Formula for internal division

Internal Division of a Line Segment: Formula and Geometric Interpretation

Assume that the points A(x₁, y₁) and B(x₂, y₂) are the endpoints of a line segment AB. A point P(x, y) lies on the segment AB and divides it internally in the ratio m : n.

Geometrical Construction:

• Drop a perpendicular from point A to meet the x-axis at point L.
• Draw a perpendicular from point B down to the x-axis and mark the foot as point M.
• From point P, draw a perpendicular PN to the x-axis.
• From point A, draw a perpendicular AH to line PN (i.e., vertical line through P).
• From point P, draw a perpendicular PG to BM (i.e., vertical line through B).
• ∠H = 90°, ∠G = 90° — these angles indicate right-angled triangles formed in the figure.

Using Similar Triangles:

Based on the construction, triangles APH and PBG are similar by AA (Angle-Angle) criterion, as both contain a right angle and the common angle ∠APB.

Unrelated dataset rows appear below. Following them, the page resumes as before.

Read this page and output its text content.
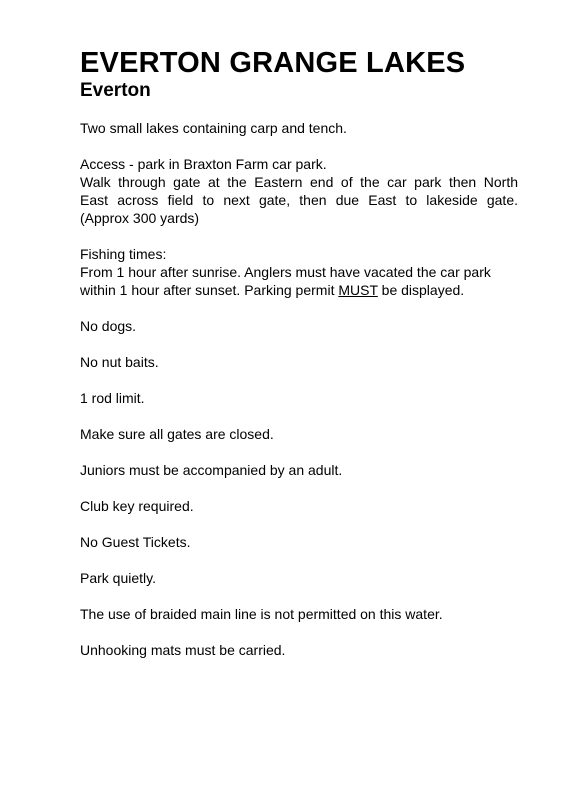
EVERTON GRANGE LAKES
Everton

Two small lakes containing carp and tench.

Access - park in Braxton Farm car park.
Walk through gate at the Eastern end of the car park then North
East across field to next gate, then due East to lakeside gate.
(Approx 300 yards)

Fishing times:
From 1 hour after sunrise. Anglers must have vacated the car park
within 1 hour after sunset. Parking permit MUST be displayed.

No dogs.

No nut baits.

1 rod limit.

Make sure all gates are closed.

Juniors must be accompanied by an adult.

Club key required.

No Guest Tickets.

Park quietly.

The use of braided main line is not permitted on this water.

Unhooking mats must be carried.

Using the property of similar triangles:

AH / PG = AP / PB
⟹ AH / PG = m / n

Coordinates from Geometry:

• AH = y − y₁, representing the vertical distance from point A up to point P.
• PG = y₂ − y, which gives the vertical distance from point P down to point B.

Substitute in the ratio:

(y − y₁)/(y₂ − y) = m/n

Cross-multiplying:

n(y − y₁) = m(y₂ − y)

Now solve for y:

n(y) − n(y₁) = m(y₂) − m(y)
⇒ ny + my = m(y₂) + n(y₁)
⇒ y(n + m) = m(y₂) + n(y₁)
⇒ y = (m·y₂ + n·y₁) / (m + n)
  

Similarly, for x-coordinate:

• Use similar triangles formed by horizontal distances (projection on x-axis):
• AN = x − x₁, NG = x₂ − x

(x − x₁)/(x₂ − x) = m/n

Following the same algebraic steps:

n(x − x₁) = m(x₂ − x)
⇒ nx + mx = m(x₂) + n(x₁)
⇒ x(m + n) = m·x₂ + n·x₁
⇒ x = (m·x₂ + n·x₁) / (m + n)
  

Final Coordinates of Point P:

P(x, y) = ( (m·x₂ + n·x₁) / (m + n), (m·y₂ + n·y₁) / (m + n) )

Example:

Let A(2, 3) and B(6, 7), and P divides AB in the ratio 1:2.

x = (1×6 + 2×2) / (1+2) = (6 + 4) / 3 = 10/3 ≈ 3.33
y = (1×7 + 2×3) / (1+2) = (7 + 6) / 3 = 13/3 ≈ 4.33

Therefore, P ≈ (3.33, 4.33)